Abstract: Joins are expensive, especially on large data and/or multiple relations. One promising approach in mitigating their high costs is to just return a simple random sample of the full join results, which is sufficient for many tasks. Indeed, in as early as 1999, Chaudhuri et al. posed the problem of sampling over joins as a fundamental challenge in large database systems. They also pointed out a fundamental barrier for this problem, that the sampling operator cannot be pushed through a join, i.e., sample(R) ▷◁sample(S) does not yield sample(R ▷◁ S). To overcome this barrier, they used precomputed statistics to guide the sampling process, but only showed how this works for two-relation joins.
This talk revisits this classic problem for both acyclic and cyclic multi-way joins. We demonstrate how to perform sampling over joins effectively and efficiently for different use-case scenarios. We start with a novel technique that is able to produce independent but non-uniform samples, and show its usefulness for the classic problem of online aggregation. We then extend this technique and we propose a general framework for random sampling over multi-way joins (a random sample consists of samples that are both independent and uniform). We demonstrate the usefulness of the proposed technique for different applications, including interactive analytics and learning over joins. We analyze the properties of different instantiations of our framework and evaluate them against the baseline methods.
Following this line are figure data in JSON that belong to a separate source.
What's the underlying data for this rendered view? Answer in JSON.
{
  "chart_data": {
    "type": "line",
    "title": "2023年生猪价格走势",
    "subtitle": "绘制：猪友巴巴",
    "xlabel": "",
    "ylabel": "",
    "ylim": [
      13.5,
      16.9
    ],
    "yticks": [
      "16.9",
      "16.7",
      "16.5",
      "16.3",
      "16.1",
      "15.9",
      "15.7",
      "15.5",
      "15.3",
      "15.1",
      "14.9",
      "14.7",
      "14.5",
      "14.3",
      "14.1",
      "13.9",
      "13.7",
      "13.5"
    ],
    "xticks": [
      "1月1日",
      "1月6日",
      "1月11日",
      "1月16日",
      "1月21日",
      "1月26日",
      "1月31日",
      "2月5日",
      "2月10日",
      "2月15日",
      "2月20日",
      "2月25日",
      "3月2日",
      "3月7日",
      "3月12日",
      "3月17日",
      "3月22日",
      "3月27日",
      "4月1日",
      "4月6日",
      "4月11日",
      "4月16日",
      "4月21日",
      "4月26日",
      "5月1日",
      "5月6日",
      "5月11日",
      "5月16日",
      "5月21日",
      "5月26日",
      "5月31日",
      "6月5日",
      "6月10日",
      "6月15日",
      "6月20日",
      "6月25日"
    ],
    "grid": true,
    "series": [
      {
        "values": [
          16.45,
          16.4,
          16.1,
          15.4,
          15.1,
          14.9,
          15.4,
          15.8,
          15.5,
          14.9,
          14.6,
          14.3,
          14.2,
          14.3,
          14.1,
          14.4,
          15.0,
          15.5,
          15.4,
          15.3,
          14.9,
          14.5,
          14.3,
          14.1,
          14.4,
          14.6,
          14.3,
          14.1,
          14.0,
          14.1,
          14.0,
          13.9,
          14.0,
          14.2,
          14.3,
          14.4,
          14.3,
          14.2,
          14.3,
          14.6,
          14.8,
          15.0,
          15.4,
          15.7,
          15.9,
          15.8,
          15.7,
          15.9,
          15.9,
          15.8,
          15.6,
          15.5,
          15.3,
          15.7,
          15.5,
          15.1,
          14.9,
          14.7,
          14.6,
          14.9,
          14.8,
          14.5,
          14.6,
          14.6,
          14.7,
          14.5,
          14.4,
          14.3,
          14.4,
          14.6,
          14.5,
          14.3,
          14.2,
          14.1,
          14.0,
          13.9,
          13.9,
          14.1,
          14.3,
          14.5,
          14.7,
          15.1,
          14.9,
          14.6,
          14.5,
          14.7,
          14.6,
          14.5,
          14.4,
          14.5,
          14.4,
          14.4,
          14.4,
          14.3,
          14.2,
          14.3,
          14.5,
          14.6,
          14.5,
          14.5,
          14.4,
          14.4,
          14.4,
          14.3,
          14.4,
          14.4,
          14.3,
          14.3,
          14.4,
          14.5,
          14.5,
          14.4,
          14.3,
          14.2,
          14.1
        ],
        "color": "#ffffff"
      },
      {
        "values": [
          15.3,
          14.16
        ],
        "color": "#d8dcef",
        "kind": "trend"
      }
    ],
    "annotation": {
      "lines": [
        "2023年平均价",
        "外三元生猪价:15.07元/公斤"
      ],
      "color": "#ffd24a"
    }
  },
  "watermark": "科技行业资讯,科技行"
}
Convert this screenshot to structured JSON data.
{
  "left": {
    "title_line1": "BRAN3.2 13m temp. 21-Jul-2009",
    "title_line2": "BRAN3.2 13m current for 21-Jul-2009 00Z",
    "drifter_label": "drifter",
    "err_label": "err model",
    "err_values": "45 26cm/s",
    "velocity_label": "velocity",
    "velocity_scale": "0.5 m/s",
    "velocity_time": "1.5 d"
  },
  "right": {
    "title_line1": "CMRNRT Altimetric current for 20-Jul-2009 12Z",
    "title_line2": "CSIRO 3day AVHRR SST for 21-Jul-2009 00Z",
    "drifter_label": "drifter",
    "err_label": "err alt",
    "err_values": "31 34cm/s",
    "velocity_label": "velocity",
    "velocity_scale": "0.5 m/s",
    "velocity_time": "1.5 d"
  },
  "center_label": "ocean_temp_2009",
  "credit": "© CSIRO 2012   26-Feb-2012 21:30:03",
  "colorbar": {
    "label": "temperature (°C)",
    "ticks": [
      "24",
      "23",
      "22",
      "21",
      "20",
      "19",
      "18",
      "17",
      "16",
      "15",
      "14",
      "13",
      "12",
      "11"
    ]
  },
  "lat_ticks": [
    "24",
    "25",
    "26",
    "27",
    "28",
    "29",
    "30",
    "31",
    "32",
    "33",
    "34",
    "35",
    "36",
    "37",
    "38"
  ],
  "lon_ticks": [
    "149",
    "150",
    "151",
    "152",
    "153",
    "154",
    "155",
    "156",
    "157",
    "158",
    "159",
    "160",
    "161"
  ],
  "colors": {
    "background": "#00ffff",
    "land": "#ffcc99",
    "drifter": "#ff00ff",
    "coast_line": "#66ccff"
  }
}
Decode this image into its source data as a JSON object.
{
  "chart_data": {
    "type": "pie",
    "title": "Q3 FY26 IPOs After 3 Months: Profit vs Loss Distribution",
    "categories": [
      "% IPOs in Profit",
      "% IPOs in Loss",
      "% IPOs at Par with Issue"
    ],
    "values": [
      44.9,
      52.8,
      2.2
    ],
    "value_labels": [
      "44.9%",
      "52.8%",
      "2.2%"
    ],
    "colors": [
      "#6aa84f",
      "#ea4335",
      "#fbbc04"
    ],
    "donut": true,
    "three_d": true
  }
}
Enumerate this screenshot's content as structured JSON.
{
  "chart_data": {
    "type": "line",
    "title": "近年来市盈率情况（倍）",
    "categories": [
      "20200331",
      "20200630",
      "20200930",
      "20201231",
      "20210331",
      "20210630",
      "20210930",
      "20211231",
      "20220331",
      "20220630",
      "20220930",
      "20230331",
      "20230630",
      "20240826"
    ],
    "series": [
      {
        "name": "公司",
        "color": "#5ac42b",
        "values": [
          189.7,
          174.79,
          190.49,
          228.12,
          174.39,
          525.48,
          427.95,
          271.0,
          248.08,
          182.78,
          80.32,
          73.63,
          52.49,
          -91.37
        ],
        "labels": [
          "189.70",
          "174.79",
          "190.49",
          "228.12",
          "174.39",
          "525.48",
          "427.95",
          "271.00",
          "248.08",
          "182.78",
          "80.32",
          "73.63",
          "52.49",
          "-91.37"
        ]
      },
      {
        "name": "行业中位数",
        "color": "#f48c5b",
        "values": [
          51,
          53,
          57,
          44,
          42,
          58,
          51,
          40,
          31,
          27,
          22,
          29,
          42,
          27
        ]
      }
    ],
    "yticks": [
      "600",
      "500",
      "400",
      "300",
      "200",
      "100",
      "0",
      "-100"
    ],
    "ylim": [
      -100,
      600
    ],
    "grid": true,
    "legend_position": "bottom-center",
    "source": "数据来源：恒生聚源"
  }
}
Bio: Feifei Li is currently an associate professor at the School of Computing, University of Utah. He obtained his Bachelor's degree from Nanyang Technological University transferred from Tsinghua University) in 2001 and PhD from Boston University in 2007. His research focuses on improving the scalability, efficiency, and effectiveness of data analytics and large-scale data management systems. He also works on data security problems in these systems. He was a recipient for a NSF career award in 2011, two HP IRP awards in 2011 and 2012 respectively, a Google App Engine award in 2013, IEEE ICDE best paper award in 2004, IEEE ICDE 10+ Years Most Influential Paper Award in 2014, a Google Faculty award in 2015, SIGMOD Best Demonstration Award in SIGMOD 2015, SIGMOD 2016 Best Paper Award, SIGMOD Research Highlight Award in 2017, and a VISA research faculty award in 2017. He is a member of the SIGMOD Jim Gray Dissertation Award selection committee in 2017, a member of the CIKM 2017 best paper award selection committee, a PC area chair for SIGMOD 2018, SIGMOD 2015, and ICDE 2014, the demo PC co-chair for SIGMOD 2018, VLDB 2014, and the general co-chair for SIGMOD 2014. He currently serves as an associate editor for both ACM TODS and IEEE TKDE.